The accepted view of the universe is that it is made of quantum foams: the bosons foams and the fermions foams. The 12 vector bosons are all spin-1 elementary force particles: photon, W±, Zº, and the 8 gluons. Why exactly 12 remain a mystery. If the elusive graviton is included then the number increased to 13. However, its existence was asserted by superstring theory as a spin-2 particle but its detection failed. On the other hand, the mass asymmetry among the electroweak particles: photon, W±, and Zº necessitated the existence of a spin-0 scalar Higgs boson. The list increased to 14. Theories indicated that all spin-0 are scalar bosons. All spin-1 are vector bosons. All spin-2 can be classified as bivector bosons. There is no theoretical restriction to number of integer spin particles. But why only the 12 spin-1 particles can be detected is a mystery of high energy physics. Why the mass ratio of massless (zero) to massive particles is 10 to 4 is also a mystery (not including graviton or Higgs, the ratio is only 9 to 3). Along this reasoning, is the magnetic monopole a scalar, or vector, or bivector, or trivector boson?
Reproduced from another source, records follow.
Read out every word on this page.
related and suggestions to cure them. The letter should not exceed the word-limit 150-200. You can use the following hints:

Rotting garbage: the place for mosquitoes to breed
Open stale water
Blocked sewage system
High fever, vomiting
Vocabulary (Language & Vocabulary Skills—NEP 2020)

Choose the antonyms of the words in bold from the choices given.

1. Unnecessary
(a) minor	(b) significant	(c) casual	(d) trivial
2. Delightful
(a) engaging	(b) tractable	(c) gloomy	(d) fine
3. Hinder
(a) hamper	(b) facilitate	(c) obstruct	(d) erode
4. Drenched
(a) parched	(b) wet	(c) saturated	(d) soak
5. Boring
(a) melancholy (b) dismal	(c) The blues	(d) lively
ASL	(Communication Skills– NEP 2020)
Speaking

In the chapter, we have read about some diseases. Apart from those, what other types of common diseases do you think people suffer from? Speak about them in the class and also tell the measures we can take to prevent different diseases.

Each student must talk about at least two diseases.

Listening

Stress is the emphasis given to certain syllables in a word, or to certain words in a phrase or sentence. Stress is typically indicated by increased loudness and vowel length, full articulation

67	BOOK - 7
The 12 mass fermions are all the spin-½ matter particles: electron, muon, tau, their neutrinos, and the 6 flavors of quark: up, down, strange, charm, bottom, and top. The first 6 are grouped as leptons. It is now believed that all 12 have mass although for the neutrinos practically undetectable. Why normal long-lived atoms in the entire universe are made up only of electron, up and down quark is a mystery toward a complete theory of matter. Being lightweight only confirmed the principle of least action that nature always economized energy expense for a minimum mass-energy configuration. All 12 have been detected. The last was the heaviest top quark announced in April of 1994.

Solving the mass gap mystery is the same as completing the mathematical foundation of Yang-Mills theory. The resolution is worth $1M dollars to be awarded by the Clay Mathematical Institute.